Source Code and Dataset
Brief Details
Here, we are usng the ‘DiLiGenT’ Photometric Stereo Dataset.
Boxin Shi, Zhipeng Mo, Zhe Wu, Dinglong Duan, Sai-Kit Yeung, and Ping Tan, "A Benchmark Dataset and Evaluation for Non-Lambertian and Uncalibrated Photometric Stereo", In IEEE Transactions on Pattern Analysis and Machine Intelligence (TPAMI), Volume 41, Issue 2, Pages 271-284,2019. PDF Supplementary Material
We modified the DiLiGenT dataset to be smaller and easier to load the data. Download the dataset from this Google Drive.
light_cnn_inceptionv3.mat
: Our code includes a pre-trained network for estimating light-source directions based on the inception-v3 CNN in MatLab.
Our code includes many different functions for different steps of our pipeline. You can find the code on Github.
CodeBase Breakdown
git clone git@github.com:Alphamineron/2D-To-3D-Object-Reconstruction.git
For further steps, you need a valid matlab licensed binary installed on your system. Below are example commands for executing matlab on a macOS machine.
Running Matlab R2020a on macOS
Add matlab executable to the PATH variable
export PATH="/Applications/MATLAB_R2020a.app/bin:$PATH"
Launch in nodesktop mode:
matlab -nodesktop
Within Matlab Console
createModel("DiLiGenT/bearPNG", 'bear.stl', 7)
renderMV("DiLiGenT-MV/buddhaPNG")
loadData
: loads images and spherical coordinates from one of the directories in any of the DiLiGenT datasets (example: loadData(“DiLiGenT/bearPNG”)). The expectation is that there is a filenames.txt file with the names of all image files listed, and a light_directions.txt file with all the light directions in cartesian coordinates listed if you want to use pre-measured light directions.
createTrainValidation
: splits the DiLiGenT dataset into training and validation data for training the convolutional neural network
trainLightDir
: trains a CNN to predict the spherical coordinates of the light direction in a single image
getLightDir
: translates all spherical coordinates in dataset to cartesian coordinates
getNormals
: uses images and their corresponding light directions to create a normal map
kMeansCluster
: clusters pixels in normal map according to coordinate and surface normal and averages the surface normals in each cluster
normal2depth
: calculates a depth map from a normal map using a naive approach (very noisy)
frankotChellappa
: This routine can be found in matlab-tools repository. It creates a depth map from a normal map using the Frankot-Chellappa algorithm.
renderModel
: renders a 3d model from a directory in the DiLiGenT dataset. The first parameter specifies the input directory and the second specifies the number of clusters with a value of 0 skipping the clustering (example: renderModel(“DiLiGenT/bearPNG”, 7)).
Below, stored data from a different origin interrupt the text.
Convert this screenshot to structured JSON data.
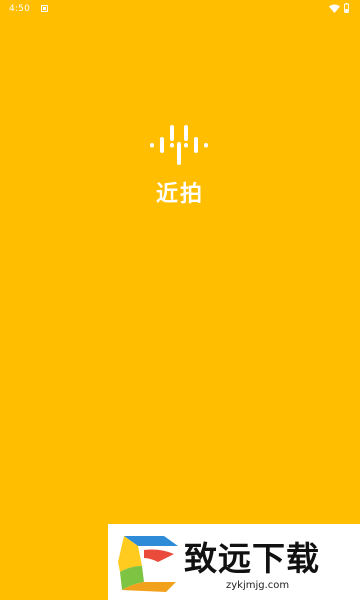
{
  "status_bar": {
    "time": "4:50",
    "notification_icon": "android-notification-icon",
    "wifi_icon": "wifi-icon",
    "battery_icon": "battery-icon"
  },
  "splash": {
    "logo_icon": "audio-waveform-icon",
    "app_name": "近拍",
    "background_color": "#FFBE00"
  },
  "watermark": {
    "logo_icon": "zhiyuan-logo-icon",
    "title": "致远下载",
    "url": "zykjmjg.com"
  }
}
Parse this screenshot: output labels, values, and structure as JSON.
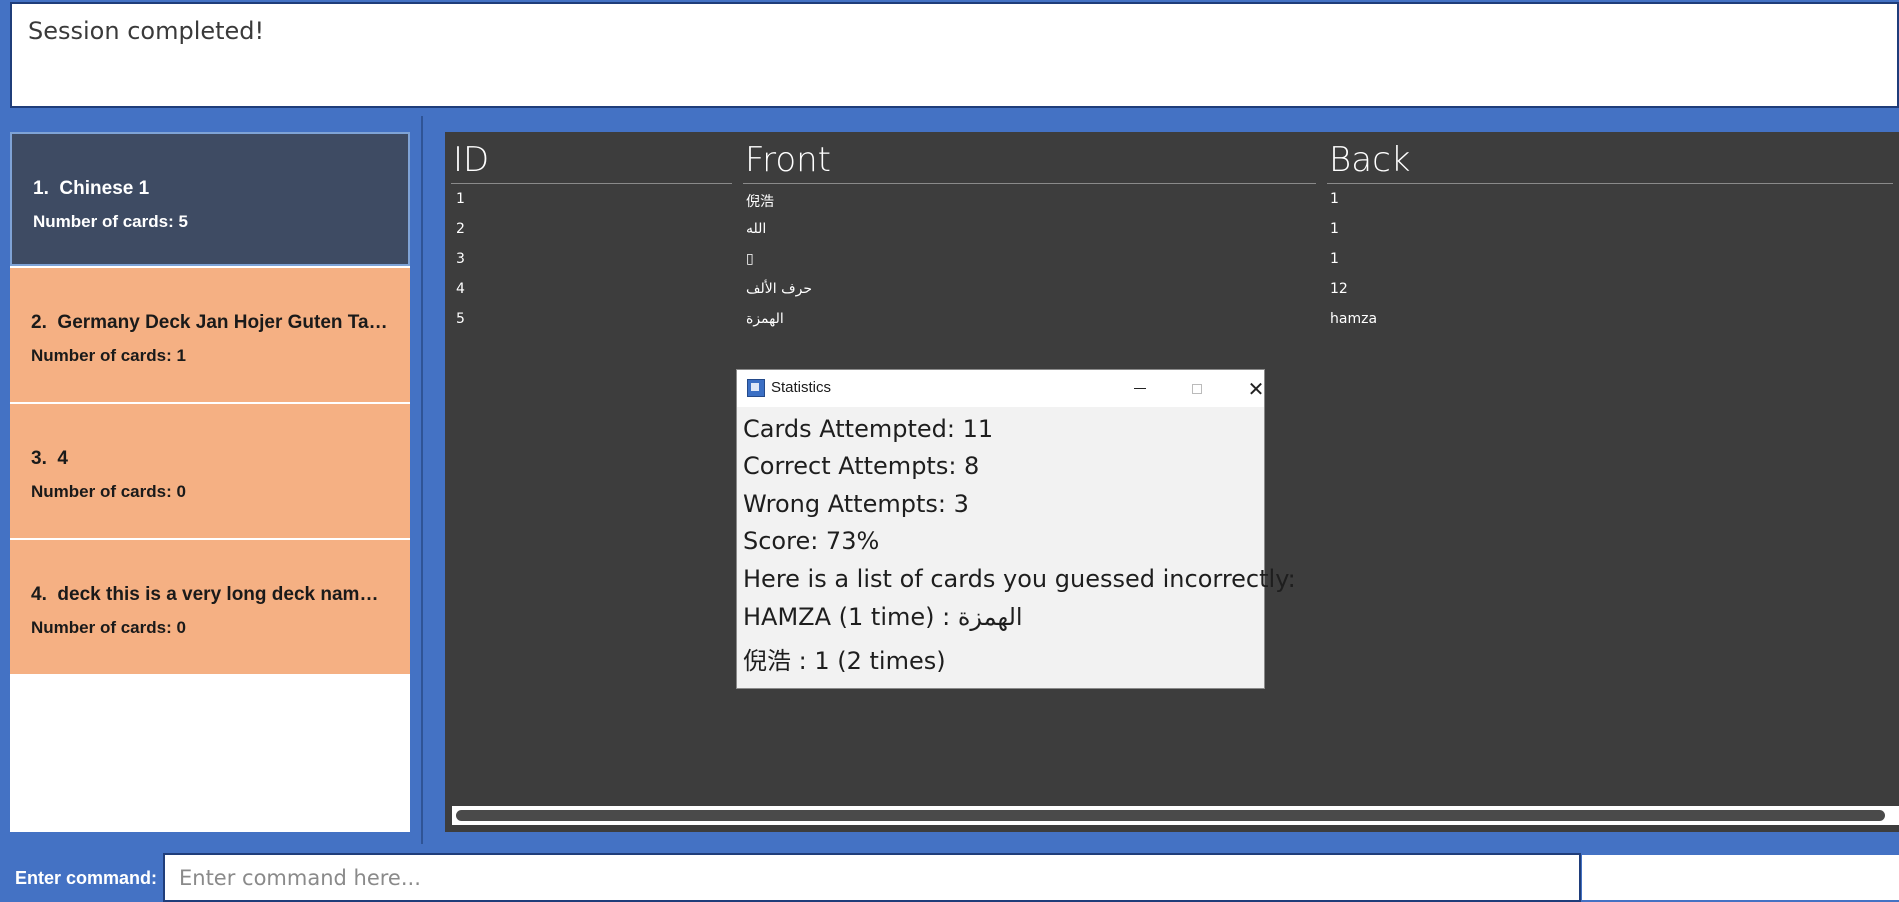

This function assumes the provided directory follows the same restrictions specified in the loadData function, and it must also include a mask.png to only include the object without the background.
createModel
: creates an stl file from a directory in the DiLiGenT dataset. The first parameter specifies the directory, the second specifies the filename for the output, and the third specifies the number of clusters with a value of 0 skipping the clustering (example: createModel(“DiLiGenT/bearPNG”, ‘bear.stl’, 7)). This function has the same assumptions for the directory as the renderModel function.
Besides the functions we added to the GitHub repo, there are some built-in functions to use. These include: load(“light_cnn_inceptionv3”)
to load a pre-trained network, predict(net, imgs)
for using CNN net with input imgs to predict the light source directions, and the matlab add-on surf2stl
for turning a depthmap into an stl file.